For day-to-day U-value assessments, the steady-state method in the standard keeps being a great tool (if its sufficiently cold outside).

It was a pleasure to get in this journey with Beñat Arregi and Juan Carlos Ramos. I hope that we have been able to get some useful outcomes for the scientific community. The reference to the full paper is available below.

I would also like to add that there are fantastic scientific works out there. But that it is increasingly difficult to access many of these. Papers from workshops and conferences are only available in the bookshelves of a few researchers across the world. As times goes by, they will retire, and someone will throw away these. They do not have a DOI and do not exist in the digital world. In our case, I would like to give credit to Maria Jose Jimenez, who provided a scanned copy of the work by Norlen. In a broader sense, this showcases the relevance of repositories in the scientific community. Otherwise, whatever you achieve, it will be lost in a few decades.

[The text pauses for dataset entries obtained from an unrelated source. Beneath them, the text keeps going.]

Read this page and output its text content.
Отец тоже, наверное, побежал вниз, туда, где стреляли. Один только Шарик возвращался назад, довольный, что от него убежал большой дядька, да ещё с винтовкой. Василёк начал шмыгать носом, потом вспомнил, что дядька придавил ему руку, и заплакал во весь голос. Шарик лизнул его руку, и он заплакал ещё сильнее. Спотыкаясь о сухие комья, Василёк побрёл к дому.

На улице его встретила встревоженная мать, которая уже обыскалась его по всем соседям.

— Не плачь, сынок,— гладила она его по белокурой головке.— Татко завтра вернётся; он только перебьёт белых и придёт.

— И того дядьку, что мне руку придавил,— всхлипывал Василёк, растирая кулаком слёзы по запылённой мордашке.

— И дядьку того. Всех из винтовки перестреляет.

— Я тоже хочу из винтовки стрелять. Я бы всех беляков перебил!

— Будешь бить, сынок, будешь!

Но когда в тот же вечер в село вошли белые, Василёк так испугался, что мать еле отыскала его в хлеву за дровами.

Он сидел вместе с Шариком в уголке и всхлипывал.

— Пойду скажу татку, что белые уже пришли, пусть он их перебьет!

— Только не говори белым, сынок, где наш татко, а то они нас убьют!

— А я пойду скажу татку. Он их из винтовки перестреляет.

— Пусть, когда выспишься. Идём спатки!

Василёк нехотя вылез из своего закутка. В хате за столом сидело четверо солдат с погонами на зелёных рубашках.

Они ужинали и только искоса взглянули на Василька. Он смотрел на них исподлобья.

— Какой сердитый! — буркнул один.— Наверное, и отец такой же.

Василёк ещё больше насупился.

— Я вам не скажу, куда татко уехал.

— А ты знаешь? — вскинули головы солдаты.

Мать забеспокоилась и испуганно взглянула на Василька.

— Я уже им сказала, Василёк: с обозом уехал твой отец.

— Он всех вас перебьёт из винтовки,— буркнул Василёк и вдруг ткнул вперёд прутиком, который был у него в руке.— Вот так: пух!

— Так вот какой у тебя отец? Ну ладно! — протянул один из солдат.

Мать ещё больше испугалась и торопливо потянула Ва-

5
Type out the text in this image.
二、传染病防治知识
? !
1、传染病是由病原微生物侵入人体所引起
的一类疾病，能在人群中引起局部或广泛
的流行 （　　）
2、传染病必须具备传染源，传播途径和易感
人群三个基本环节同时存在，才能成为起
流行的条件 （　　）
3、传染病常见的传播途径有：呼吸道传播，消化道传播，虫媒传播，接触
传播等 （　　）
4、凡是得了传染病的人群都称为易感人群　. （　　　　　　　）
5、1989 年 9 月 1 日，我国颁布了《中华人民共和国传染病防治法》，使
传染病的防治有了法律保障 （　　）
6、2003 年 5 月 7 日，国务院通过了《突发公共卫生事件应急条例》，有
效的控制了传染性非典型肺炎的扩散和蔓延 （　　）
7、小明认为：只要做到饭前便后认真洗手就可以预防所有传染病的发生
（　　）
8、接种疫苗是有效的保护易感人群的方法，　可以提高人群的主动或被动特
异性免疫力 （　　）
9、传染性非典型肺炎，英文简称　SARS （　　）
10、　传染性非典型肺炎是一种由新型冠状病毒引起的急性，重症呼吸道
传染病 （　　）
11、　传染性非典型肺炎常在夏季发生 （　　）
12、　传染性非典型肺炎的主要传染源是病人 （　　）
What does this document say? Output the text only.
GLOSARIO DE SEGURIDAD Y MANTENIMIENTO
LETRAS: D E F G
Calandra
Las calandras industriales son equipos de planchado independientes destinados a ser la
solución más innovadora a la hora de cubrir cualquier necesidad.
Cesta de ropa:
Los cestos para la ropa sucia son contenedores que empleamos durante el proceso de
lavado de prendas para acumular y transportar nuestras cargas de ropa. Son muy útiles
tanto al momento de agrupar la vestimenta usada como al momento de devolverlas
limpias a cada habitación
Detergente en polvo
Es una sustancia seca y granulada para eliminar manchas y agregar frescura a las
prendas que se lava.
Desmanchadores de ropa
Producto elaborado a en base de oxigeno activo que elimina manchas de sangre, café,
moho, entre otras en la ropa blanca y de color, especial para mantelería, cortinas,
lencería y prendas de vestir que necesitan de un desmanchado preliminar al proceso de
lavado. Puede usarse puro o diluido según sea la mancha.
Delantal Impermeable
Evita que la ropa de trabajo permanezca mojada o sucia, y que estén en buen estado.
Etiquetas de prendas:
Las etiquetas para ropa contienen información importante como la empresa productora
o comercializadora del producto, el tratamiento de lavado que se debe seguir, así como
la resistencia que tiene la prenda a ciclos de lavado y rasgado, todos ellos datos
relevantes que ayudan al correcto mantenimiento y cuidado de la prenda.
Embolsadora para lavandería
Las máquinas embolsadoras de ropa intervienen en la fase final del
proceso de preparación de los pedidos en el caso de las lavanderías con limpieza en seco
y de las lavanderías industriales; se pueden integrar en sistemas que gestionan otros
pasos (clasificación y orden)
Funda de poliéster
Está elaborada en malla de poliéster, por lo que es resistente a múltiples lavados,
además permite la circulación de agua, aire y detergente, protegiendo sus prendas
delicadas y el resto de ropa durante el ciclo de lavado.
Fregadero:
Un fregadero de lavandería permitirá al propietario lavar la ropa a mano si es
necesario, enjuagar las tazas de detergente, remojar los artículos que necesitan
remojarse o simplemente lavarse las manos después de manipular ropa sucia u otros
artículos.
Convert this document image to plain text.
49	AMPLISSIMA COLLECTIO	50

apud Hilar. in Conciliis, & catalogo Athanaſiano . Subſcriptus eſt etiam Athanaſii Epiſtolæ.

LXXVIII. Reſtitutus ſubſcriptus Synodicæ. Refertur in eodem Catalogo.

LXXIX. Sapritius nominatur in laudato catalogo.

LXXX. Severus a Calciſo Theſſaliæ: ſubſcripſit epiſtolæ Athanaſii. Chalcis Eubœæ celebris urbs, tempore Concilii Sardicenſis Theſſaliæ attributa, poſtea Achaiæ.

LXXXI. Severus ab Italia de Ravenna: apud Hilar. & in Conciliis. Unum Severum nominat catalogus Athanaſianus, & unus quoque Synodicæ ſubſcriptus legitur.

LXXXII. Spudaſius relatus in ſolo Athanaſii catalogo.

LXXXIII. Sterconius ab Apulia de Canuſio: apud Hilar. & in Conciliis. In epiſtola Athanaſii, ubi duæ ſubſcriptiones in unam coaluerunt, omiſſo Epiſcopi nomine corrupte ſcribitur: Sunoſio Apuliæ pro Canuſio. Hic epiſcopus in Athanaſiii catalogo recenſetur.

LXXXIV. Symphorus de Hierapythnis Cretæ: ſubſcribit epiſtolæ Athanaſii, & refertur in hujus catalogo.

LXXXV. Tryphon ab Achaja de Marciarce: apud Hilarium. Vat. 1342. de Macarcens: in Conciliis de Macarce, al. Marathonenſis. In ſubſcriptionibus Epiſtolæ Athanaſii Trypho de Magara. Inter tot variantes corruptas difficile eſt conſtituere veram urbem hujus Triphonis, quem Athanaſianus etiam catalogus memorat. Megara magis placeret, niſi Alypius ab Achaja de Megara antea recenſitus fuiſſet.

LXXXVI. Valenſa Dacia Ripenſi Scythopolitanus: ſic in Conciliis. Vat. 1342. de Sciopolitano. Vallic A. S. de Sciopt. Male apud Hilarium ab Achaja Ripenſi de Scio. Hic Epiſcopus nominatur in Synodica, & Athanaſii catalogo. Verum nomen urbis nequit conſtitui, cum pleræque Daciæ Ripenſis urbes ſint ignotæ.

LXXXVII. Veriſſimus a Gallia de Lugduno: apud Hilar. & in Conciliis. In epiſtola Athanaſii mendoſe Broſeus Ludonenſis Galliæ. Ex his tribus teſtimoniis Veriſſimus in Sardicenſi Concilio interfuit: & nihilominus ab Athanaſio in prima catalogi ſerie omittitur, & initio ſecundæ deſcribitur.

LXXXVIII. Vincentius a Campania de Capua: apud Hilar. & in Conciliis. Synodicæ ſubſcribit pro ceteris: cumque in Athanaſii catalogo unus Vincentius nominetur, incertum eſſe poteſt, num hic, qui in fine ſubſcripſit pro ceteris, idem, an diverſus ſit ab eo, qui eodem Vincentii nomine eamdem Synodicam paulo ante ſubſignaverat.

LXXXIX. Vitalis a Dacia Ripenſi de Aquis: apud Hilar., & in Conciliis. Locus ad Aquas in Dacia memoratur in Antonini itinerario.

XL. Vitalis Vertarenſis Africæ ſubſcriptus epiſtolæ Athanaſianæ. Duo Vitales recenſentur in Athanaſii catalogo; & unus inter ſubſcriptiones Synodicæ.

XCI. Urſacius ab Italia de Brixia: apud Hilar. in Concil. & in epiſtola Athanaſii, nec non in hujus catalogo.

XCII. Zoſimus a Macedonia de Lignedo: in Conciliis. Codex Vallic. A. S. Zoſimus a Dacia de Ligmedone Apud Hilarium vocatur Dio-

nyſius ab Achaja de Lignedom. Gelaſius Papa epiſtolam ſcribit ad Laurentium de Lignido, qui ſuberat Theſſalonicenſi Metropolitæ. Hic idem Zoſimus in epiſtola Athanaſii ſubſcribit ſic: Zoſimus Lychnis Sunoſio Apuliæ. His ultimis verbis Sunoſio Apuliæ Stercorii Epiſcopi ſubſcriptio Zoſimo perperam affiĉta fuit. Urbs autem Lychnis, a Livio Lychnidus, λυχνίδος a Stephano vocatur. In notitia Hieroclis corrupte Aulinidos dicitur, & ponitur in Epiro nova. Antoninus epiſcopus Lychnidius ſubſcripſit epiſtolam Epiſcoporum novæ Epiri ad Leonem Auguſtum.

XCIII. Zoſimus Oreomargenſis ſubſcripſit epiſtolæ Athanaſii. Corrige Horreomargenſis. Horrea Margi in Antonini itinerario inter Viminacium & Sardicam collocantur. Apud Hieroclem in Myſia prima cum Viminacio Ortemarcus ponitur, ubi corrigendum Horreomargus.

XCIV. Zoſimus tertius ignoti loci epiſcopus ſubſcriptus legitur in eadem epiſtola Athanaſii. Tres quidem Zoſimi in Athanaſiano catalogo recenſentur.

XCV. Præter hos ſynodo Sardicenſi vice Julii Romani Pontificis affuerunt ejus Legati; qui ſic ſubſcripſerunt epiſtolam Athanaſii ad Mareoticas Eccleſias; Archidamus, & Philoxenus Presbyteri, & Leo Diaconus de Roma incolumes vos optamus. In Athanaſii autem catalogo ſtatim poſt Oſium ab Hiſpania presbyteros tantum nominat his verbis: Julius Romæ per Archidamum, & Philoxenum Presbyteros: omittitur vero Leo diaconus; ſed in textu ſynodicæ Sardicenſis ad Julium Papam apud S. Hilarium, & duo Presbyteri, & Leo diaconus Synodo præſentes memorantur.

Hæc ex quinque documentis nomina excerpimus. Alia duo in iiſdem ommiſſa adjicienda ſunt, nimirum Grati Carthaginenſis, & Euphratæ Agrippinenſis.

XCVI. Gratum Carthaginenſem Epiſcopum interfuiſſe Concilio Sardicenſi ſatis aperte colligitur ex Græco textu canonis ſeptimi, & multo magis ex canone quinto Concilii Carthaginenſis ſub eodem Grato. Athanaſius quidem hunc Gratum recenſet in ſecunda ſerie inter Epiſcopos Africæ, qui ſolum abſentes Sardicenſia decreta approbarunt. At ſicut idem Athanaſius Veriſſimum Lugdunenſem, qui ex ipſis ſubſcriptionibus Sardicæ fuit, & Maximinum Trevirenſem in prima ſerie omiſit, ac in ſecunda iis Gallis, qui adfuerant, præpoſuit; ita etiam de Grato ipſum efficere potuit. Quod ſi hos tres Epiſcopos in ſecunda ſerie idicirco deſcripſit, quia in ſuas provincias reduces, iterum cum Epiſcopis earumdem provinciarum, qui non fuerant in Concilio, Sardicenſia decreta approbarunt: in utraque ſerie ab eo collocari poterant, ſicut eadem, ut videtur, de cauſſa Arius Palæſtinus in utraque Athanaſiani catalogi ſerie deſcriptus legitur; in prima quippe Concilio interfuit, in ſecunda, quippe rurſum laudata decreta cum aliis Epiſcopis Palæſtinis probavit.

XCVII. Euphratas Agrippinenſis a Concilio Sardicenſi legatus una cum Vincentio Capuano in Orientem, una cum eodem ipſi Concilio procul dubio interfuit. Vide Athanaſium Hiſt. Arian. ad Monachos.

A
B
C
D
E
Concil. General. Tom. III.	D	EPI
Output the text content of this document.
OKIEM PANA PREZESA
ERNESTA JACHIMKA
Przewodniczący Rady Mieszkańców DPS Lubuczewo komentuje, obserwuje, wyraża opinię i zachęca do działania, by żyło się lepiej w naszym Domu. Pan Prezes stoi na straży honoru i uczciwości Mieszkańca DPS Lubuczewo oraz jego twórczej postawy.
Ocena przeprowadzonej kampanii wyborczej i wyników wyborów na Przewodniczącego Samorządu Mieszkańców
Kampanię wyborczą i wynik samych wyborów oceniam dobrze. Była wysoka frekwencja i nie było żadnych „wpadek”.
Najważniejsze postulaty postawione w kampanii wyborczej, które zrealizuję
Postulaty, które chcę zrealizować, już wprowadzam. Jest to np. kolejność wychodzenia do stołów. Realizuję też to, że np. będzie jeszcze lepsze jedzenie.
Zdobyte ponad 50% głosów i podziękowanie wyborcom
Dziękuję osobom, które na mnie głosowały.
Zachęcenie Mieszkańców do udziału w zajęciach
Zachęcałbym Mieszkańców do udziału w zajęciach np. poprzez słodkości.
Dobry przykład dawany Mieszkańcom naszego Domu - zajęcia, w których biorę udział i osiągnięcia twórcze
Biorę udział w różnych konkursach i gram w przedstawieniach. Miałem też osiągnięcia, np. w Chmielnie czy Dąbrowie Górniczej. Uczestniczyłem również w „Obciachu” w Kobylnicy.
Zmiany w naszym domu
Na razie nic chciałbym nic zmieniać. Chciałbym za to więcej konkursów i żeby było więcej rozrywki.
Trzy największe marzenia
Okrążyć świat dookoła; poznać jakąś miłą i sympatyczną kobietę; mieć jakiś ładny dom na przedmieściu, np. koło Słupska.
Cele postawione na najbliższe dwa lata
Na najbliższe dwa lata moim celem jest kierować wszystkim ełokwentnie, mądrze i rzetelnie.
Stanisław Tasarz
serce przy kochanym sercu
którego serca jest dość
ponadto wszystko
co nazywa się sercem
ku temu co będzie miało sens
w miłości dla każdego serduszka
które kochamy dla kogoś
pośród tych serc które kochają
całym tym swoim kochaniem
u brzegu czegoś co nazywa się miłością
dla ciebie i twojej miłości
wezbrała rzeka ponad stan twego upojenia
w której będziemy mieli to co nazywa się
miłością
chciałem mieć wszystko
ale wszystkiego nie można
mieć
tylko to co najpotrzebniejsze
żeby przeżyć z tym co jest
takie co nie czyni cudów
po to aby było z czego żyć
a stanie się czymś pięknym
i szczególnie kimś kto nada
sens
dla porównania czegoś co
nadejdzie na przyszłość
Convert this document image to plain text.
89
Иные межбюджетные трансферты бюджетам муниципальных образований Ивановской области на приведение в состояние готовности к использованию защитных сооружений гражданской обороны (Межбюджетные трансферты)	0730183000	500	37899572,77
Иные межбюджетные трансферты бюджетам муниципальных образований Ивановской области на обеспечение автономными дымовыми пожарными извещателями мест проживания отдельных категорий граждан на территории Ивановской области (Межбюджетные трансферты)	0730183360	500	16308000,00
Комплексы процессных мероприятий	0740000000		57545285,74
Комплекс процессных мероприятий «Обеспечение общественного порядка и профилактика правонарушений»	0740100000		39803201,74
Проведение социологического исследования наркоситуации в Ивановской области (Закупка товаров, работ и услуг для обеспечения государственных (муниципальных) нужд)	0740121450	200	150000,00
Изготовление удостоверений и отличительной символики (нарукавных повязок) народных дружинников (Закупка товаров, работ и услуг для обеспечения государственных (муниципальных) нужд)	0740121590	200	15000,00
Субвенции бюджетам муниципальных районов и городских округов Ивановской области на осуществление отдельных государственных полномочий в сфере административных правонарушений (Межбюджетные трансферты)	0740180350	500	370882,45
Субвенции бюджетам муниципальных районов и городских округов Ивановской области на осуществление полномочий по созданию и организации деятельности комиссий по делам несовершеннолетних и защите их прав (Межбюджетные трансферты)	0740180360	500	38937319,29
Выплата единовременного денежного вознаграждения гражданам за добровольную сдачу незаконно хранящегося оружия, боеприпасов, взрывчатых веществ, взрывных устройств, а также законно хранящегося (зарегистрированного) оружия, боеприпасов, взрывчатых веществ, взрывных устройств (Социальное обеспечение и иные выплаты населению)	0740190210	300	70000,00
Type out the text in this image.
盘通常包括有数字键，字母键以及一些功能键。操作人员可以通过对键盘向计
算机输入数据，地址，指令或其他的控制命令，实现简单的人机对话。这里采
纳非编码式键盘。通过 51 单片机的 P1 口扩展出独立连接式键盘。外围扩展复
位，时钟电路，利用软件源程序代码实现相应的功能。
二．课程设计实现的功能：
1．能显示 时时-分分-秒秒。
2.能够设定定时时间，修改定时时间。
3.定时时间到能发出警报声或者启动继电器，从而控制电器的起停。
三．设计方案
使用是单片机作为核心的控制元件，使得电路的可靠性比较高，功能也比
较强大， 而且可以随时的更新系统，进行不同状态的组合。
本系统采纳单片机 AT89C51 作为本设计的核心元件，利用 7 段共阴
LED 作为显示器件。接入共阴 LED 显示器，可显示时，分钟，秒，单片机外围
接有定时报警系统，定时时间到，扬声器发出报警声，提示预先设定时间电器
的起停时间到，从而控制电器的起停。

Maybe, the paragraph above proves that I’m already starting to get older.

Reference to our work:

Beñat Arregi, Roberto Garay-Martinez, Juan Carlos Ramos, Estimation of thermal resistance and capacitance of a concrete wall from in situ measurements: A comparison of steady-state and dynamic models, Energy and Buildings, Volume 296, 2023, 113393, ISSN 0378-7788, https://doi.org/10.1016/j.enbuild.2023.113393

Reference to the original work by Urban Norlen:

U. Norlen, Determining the thermal resistance from in-situ measurements, in: Work. Appl. Syst. Identif. Energy Savings Build., 1994: pp. 402–429.